ユーザーが自社のWebサイトの内容に関連性の高い語句で検索すると、Webサイトの内容に基づき、関連性の高い広告見出しや広告文が自動で生成され、表示されます。
例)洋服を販売するWebサイトを運営している場合、Googleで「セーター レディース」の語句で検索すると「セーター-レディース」との見出しで広告が表示されます。ユーザーがこの広告をクリックすると、レディースのセーターを販売している自社サイトが表示されます。
「現在お使いの広告グループのランディング ページ」カテゴリを選択した場合、アカウント全体で設定している全Webページがターゲットとなるため、検索流入を増やしたい場合に最適です。
よりターゲットを絞りたい場合は、登録されたWebページの中から特定のカテゴリを選択して設定することも可能です。例えば、カメラを販売するWebページでデジタルカメラが欲しい人をターゲットにしたい場合は「デジタルカメラ」のカテゴリを選びます。
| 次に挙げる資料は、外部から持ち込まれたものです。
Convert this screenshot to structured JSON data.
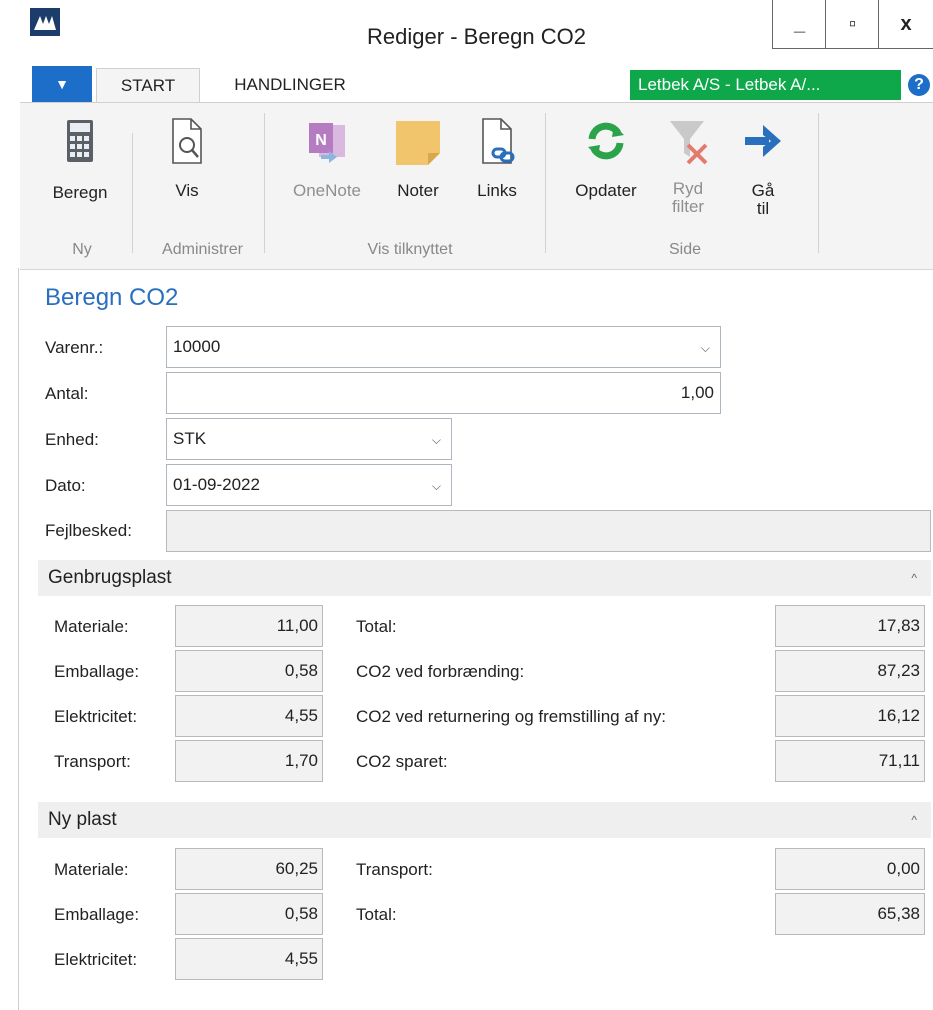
{
  "window": {
    "title": "Rediger - Beregn CO2",
    "minimize": "_",
    "maximize": "▫",
    "close": "x"
  },
  "tabs": {
    "start": "START",
    "handlinger": "HANDLINGER",
    "company": "Letbek A/S - Letbek A/...",
    "help": "?"
  },
  "ribbon": {
    "beregn": "Beregn",
    "vis": "Vis",
    "onenote": "OneNote",
    "noter": "Noter",
    "links": "Links",
    "opdater": "Opdater",
    "ryd_filter_1": "Ryd",
    "ryd_filter_2": "filter",
    "gaa_til_1": "Gå",
    "gaa_til_2": "til",
    "groups": {
      "ny": "Ny",
      "administrer": "Administrer",
      "vis_tilknyttet": "Vis tilknyttet",
      "side": "Side"
    }
  },
  "page_title": "Beregn CO2",
  "form": {
    "varenr_label": "Varenr.:",
    "varenr_value": "10000",
    "antal_label": "Antal:",
    "antal_value": "1,00",
    "enhed_label": "Enhed:",
    "enhed_value": "STK",
    "dato_label": "Dato:",
    "dato_value": "01-09-2022",
    "fejl_label": "Fejlbesked:",
    "fejl_value": ""
  },
  "genbrug": {
    "title": "Genbrugsplast",
    "materiale_label": "Materiale:",
    "materiale": "11,00",
    "emballage_label": "Emballage:",
    "emballage": "0,58",
    "el_label": "Elektricitet:",
    "el": "4,55",
    "transport_label": "Transport:",
    "transport": "1,70",
    "total_label": "Total:",
    "total": "17,83",
    "forbr_label": "CO2 ved forbrænding:",
    "forbr": "87,23",
    "retur_label": "CO2 ved returnering og fremstilling af ny:",
    "retur": "16,12",
    "sparet_label": "CO2 sparet:",
    "sparet": "71,11"
  },
  "ny": {
    "title": "Ny plast",
    "materiale_label": "Materiale:",
    "materiale": "60,25",
    "emballage_label": "Emballage:",
    "emballage": "0,58",
    "el_label": "Elektricitet:",
    "el": "4,55",
    "transport_label": "Transport:",
    "transport": "0,00",
    "total_label": "Total:",
    "total": "65,38"
  },
  "icons": [
    "app-logo-icon",
    "calculator-icon",
    "document-search-icon",
    "onenote-icon",
    "note-icon",
    "link-document-icon",
    "refresh-icon",
    "clear-filter-icon",
    "arrow-right-icon",
    "chevron-down-icon",
    "chevron-up-icon"
  ],
  "colors": {
    "accent": "#1d6ec9",
    "company_badge": "#0ea84b",
    "title_blue": "#2a6fbd"
  }
}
URLによるターゲティングでは、特定のURLの指定や除外URLとして設定することも可能です。特定の文字列を含むURLをターゲットとすることも可能。例えば、メニューに関するページ全体をターゲットにする場合は、URLに「menu」の文字を入れ、すべてのURLをターゲットにします。
また、ページフィードを使い、ターゲットにするURLにカスタムラベルをつけることで、ターゲットにするURLの設定や除外が簡単に行えます。
その他には、ページ内のタイトルや見出し、本文に特定の語句が含まれる場合にターゲットとして設定する方法もあります。
運用しているすべてのWebページをターゲットとすることも可能ですが、配信したくないページ(会社概要、プライバシーポリシーなど)がある場合は除外設定しておきましょう。
動的検索広告(DSA)の広告ランクは、他の広告と同様に検索時のオークションにより決定します。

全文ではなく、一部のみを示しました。